B. J. Hall

Profile
- Position: Quarterback

Personal information
- Born: January 27, 1985 (age 41) St. Petersburg, Florida, U.S.
- Listed height: 6 ft 3 in (1.91 m)
- Listed weight: 215 lb (98 kg)

Career information
- College: Webber International
- NFL draft: 2007: undrafted

Career history
- Lehigh Valley Outlawz (2008); New Mexico Wildcats (2009); Harrisburg Stampede (2010)*; Tampa Bay Storm (2010)*; Dallas Vigilantes (2010); Iowa Barnstormers (2010)*; Tampa Bay Storm (2011); Toronto Argonauts (2011–2012); Lakeland Raiders (2013); Detroit Thunder (2014)*; Tampa Bay Storm (2014); New Orleans VooDoo (2014–2015);
- * Offseason and/or practice squad member only

Awards and highlights
- First-team All-Bay Valley Conference (2005); AIFA All-Star (2009);

Career CFL statistics
- Comp. / Att.: 0 / 3
- Passing yards: 0
- TD–INT: 0–0
- QB rating: 2.1
- Rushing TD: 1
- Stats at CFL.ca (archived)

Career Arena League statistics
- Comp. / Att.: 60 / 114
- Passing yards: 652
- TD–INT: 10–6
- QB rating: 69.77
- Rushing TD: 2
- Stats at ArenaFan.com

= B. J. Hall =

American football player (born 1985)

B. J. Hall (born January 27, 1985) is an American former professional football quarterback.
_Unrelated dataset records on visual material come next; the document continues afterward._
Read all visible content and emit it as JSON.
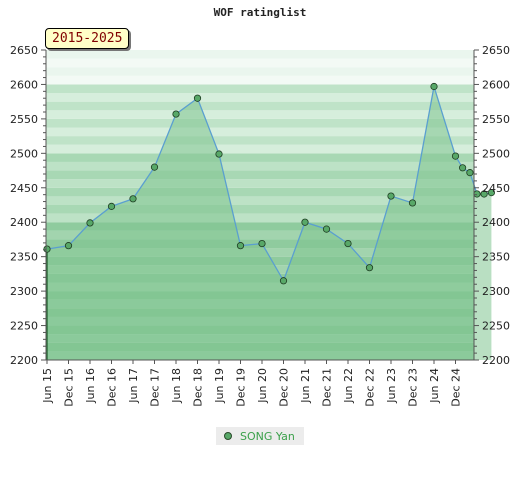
{
  "chart_data": {
    "type": "area",
    "title": "WOF ratinglist",
    "period_label": "2015-2025",
    "ylim": [
      2200,
      2650
    ],
    "yticks": [
      2200,
      2250,
      2300,
      2350,
      2400,
      2450,
      2500,
      2550,
      2600,
      2650
    ],
    "categories": [
      "Jun 15",
      "Dec 15",
      "Jun 16",
      "Dec 16",
      "Jun 17",
      "Dec 17",
      "Jun 18",
      "Dec 18",
      "Jun 19",
      "Dec 19",
      "Jun 20",
      "Dec 20",
      "Jun 21",
      "Dec 21",
      "Jun 22",
      "Dec 22",
      "Jun 23",
      "Dec 23",
      "Jun 24",
      "Dec 24"
    ],
    "legend_position": "bottom-center",
    "grid": false,
    "series": [
      {
        "name": "SONG Yan",
        "color": "#5a9fd0",
        "fill": "#7fc490",
        "marker_color": "#58a868",
        "points": [
          {
            "x": 0,
            "y": 2361
          },
          {
            "x": 1,
            "y": 2366
          },
          {
            "x": 2,
            "y": 2399
          },
          {
            "x": 3,
            "y": 2423
          },
          {
            "x": 4,
            "y": 2434
          },
          {
            "x": 5,
            "y": 2480
          },
          {
            "x": 6,
            "y": 2557
          },
          {
            "x": 7,
            "y": 2580
          },
          {
            "x": 8,
            "y": 2499
          },
          {
            "x": 9,
            "y": 2366
          },
          {
            "x": 10,
            "y": 2369
          },
          {
            "x": 11,
            "y": 2315
          },
          {
            "x": 12,
            "y": 2400
          },
          {
            "x": 13,
            "y": 2390
          },
          {
            "x": 14,
            "y": 2369
          },
          {
            "x": 15,
            "y": 2334
          },
          {
            "x": 16,
            "y": 2438
          },
          {
            "x": 17,
            "y": 2428
          },
          {
            "x": 18,
            "y": 2597
          },
          {
            "x": 19,
            "y": 2496
          },
          {
            "x": 19.33,
            "y": 2479
          },
          {
            "x": 19.67,
            "y": 2472
          },
          {
            "x": 20,
            "y": 2441
          },
          {
            "x": 20.33,
            "y": 2441
          },
          {
            "x": 20.67,
            "y": 2443
          }
        ]
      }
    ]
  }
}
Hall played college football at Webber International University.

==College career==
Hall began his college career at Troy State University before transferring to Solano Community College. Upon graduation from Solano, Hall transferred to Webber International University, where he played the 2006 season with the Warriors.

==Professional career==
Hall has played for multiple teams throughout his career, including the Lehigh Valley Outlawz, New Mexico Wildcats, Dallas Vigilantes, Tampa Bay Storm, Toronto Argonauts, and Lakeland Raiders. On April 24, 2014, Hall rejoined the Storm. Hall was reassigned by the Storm on May 23, 2014, and was assigned to the New Orleans VooDoo on May 28, 2014.